Nos animais que apresentam a mutação recessiva ou codominante, a síntese desses neuropeptídeos é gravemente afetada, impedindo o envio dos sinais de saciedade ao cérebro. O cão, portanto, permanece em um estado persistente de fome e de alta motivação por comida, o que induz ao consumo excessivo de energia caso haja livre acesso ou falta de controle nas porções diárias.

Esta mutação possui caráter de especificidade racial, ocorrendo exclusivamente em Labradors e na raça correlata Flat-Coated Retriever. Curiosamente, a prevalência da deleção gênica é consideravelmente maior em cães destinados a programas de assistência e guia, alcançando aproximadamente 76% dos indivíduos avaliados.

Como o treinamento dessas funções depende fortemente de recompensas alimentares rápidas, os animais portadores da mutação — sendo consideravelmente mais focados e motivados por petiscos — acabaram sendo selecionados de forma involuntária para reprodução, ampliando a distribuição dessa assinatura genética na raça. Em termos biomédicos, o Labrador serve atualmente como modelo de estudo para a obesidade humana provocada por mutações semelhantes no mesmo gene.

REPERCUSSÃO CLÍNICA MULTISSISTÊMICA E O EIXO INTESTINO-ARTICULAÇÃO

A presença da mutação no gene POMC e o desenvolvimento subsequente da obesidade desencadeiam repercussões orgânicas profundas que comprometem a homeostase do animal.

Disbiose Intestinal e Barreiras Epiteliais

O acúmulo contínuo de gordura corporal decorrente do balanço energético positivo altera o eixo digestivo-metabólico. Essa condição promove uma modificação estrutural na microbiota intestinal, reduzindo a abundância de bactérias benéficas pertencentes ao filo Bacteroidetes e favorecendo a proliferação excessiva de microrganismos do filo Firmicutes.

Este perfil microbiológico disbiótico otimiza a extração de energia a partir dos componentes fibrosos da dieta, acelerando o ganho de peso em um ciclo de retroalimentação patológica.
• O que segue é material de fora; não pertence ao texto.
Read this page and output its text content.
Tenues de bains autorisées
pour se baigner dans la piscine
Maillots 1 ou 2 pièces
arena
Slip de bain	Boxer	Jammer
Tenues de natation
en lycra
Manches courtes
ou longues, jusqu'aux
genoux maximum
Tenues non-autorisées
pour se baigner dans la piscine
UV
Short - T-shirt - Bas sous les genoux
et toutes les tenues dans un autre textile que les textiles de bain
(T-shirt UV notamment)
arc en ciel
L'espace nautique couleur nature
Adicionalmente, o estado inflamatório decorrente da obesidade fragiliza a integridade das junções de oclusão da barreira epitelial intestinal, facilitando o trânsito de antígenos e endotoxinas bacterianas para a circulação sistêmica.

Inflamação Crônica Sistêmica e Alergias Alimentares

O tecido adiposo em excesso funciona como uma glândula ativa, responsável pela secreção ininterrupta de citocinas inflamatórias que induzem a um estado de inflamação de baixo grau crônica. Esta carga inflamatória basal hiperativa a resposta imunológica do trato digestivo e aumenta de forma acentuada a suscetibilidade a reações adversas cutâneas e alimentares.
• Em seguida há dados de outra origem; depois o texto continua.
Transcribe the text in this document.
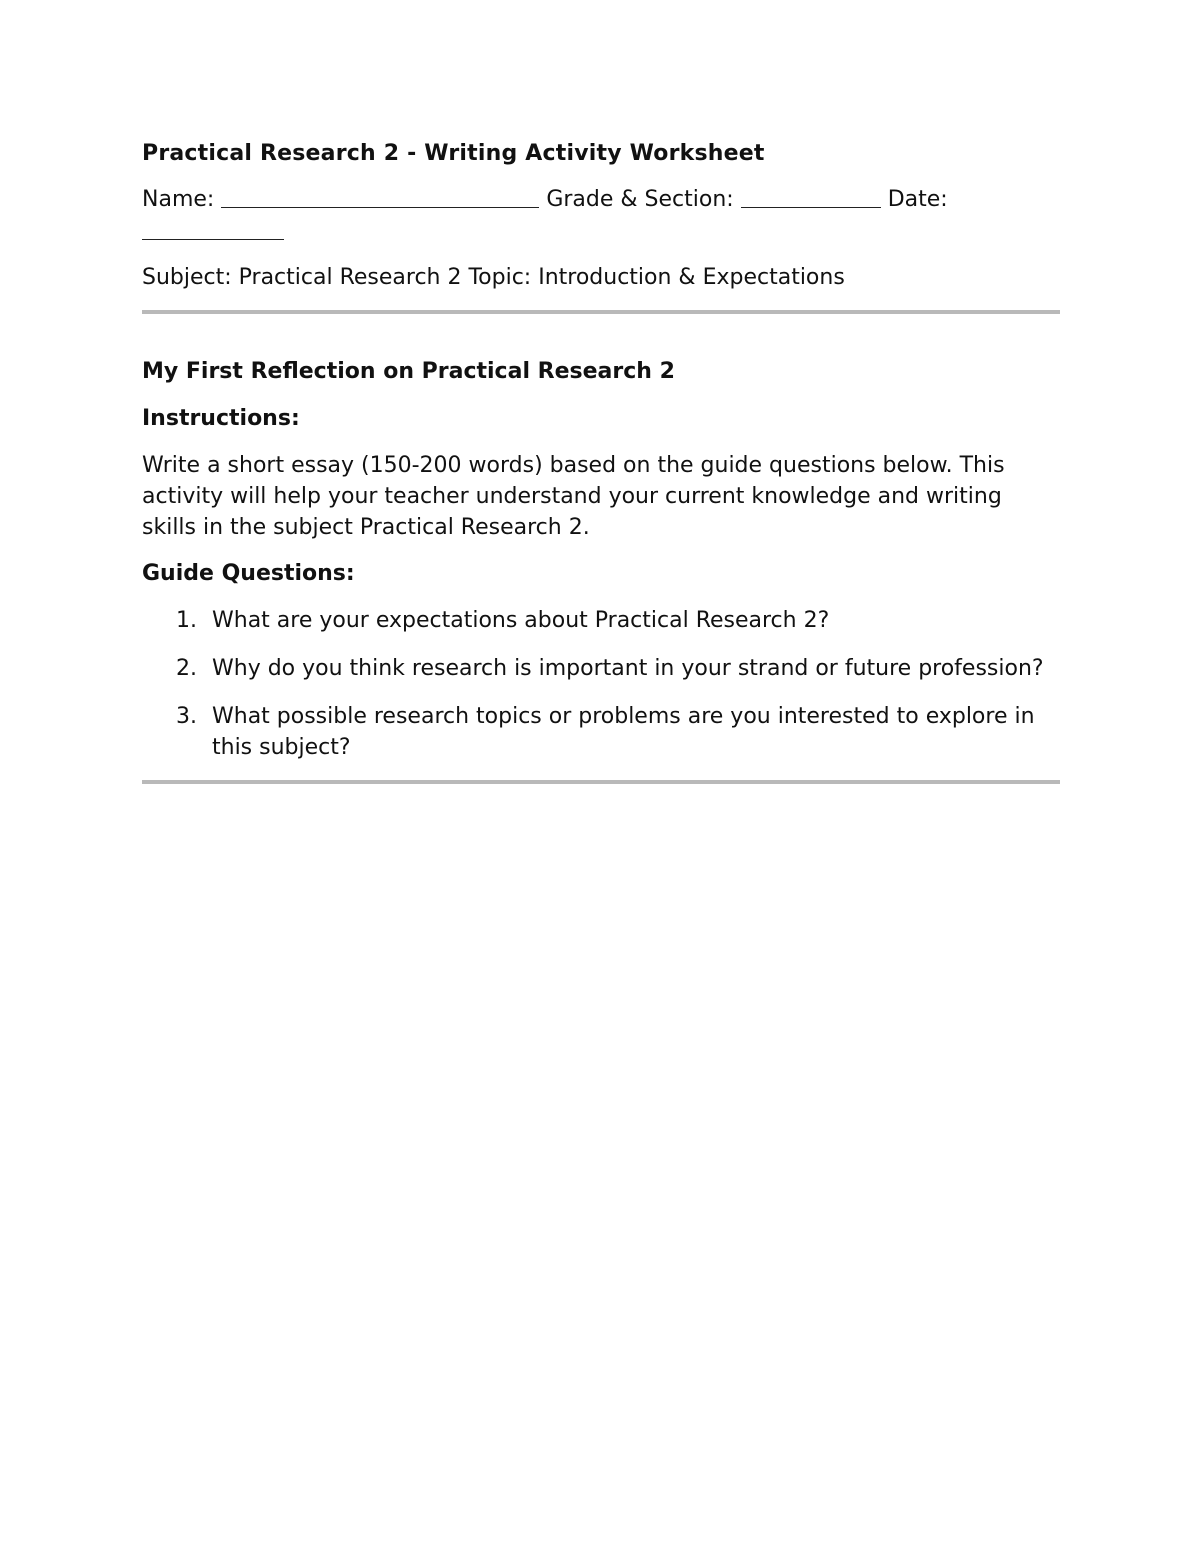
Practical Research 2 - Writing Activity Worksheet
Name:	Grade & Section:	Date:

Subject: Practical Research 2 Topic: Introduction & Expectations
My First Reflection on Practical Research 2
Instructions:
Write a short essay (150-200 words) based on the guide questions below. This activity will help your teacher understand your current knowledge and writing skills in the subject Practical Research 2.
Guide Questions:
1. What are your expectations about Practical Research 2?
2. Why do you think research is important in your strand or future profession?
3. What possible research topics or problems are you interested to explore in this subject?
O Labrador Retriever, ao lado de raças como o Pastor Alemão, Golden Retriever e West Highland White Terrier, figura entre os animais com maior incidência de alergias alimentares de manifestação cutânea, respondendo juntos por quase 40% das casuísticas clínicas de prurido e lesões de pele induzidas por dieta. Em quadros mais graves de comprometimento digestivo e enteropatia perdedora de proteínas, os parâmetros clínico-laboratoriais revelam disfunções sistêmicas severas que demandam intervenção imediata, conforme detalhado no mapeamento diagnóstico abaixo.

PARÂMETRO CLÍNICO OU LABORATORIALALTERAÇÃO ESPERADAIMPLICAÇÃO FISIOPATOLÓGICA DIRETAMENTE ASSOCIADA
Albumina Sérica

Hipoalbuminemia acentuada

Perda excessiva de proteínas pela mucosa intestinal inflamada, gerando redução da pressão oncótica.

Linfócitos Totais

Linfopenia

Aprisionamento ou perda de células linfoides no lúmen intestinal inflamado ou sob estresse crônico.

Colesterol Sérico

Hipocolesterolemia

Má absorção generalizada de frações lipídicas decorrente de lesões na mucosa intestinal.

Cálcio e Magnésio Séricos

Hipocalcemia e Hipomagnesemia

Diminuição da absorção de íons bivalentes ligada à perda de albumina e alteração no trânsito digestivo.

Líquido Livre Abdominal e Subcutâneo

Ascite e Edema Periférico

Consequência direta da perda acentuada de albumina, promovendo transudação de fluidos.

Consistência das Fezes

Diarreia Crônica

Trânsito acelerado e incapacidade absortiva da mucosa intestinal lesada.

O Eixo Intestino-Articulação

A relação entre o ganho de peso e as patologias articulares na raça transcende a óbvia sobrecarga biomecânica sobre os membros. Através do eixo intestino-articulação, os mediadores inflamatórios originados no tecido adiposo e na mucosa intestinal comprometida atingem o líquido sinovial e os condrócitos.

Esta agressão bioquímica constante acelera a degradação da matriz extracelular da cartilagem, agravando os sintomas de osteoartrite, rigidez de membros e dor crônica em animais que já sofrem com as pressões do excesso de peso sobre o esqueleto.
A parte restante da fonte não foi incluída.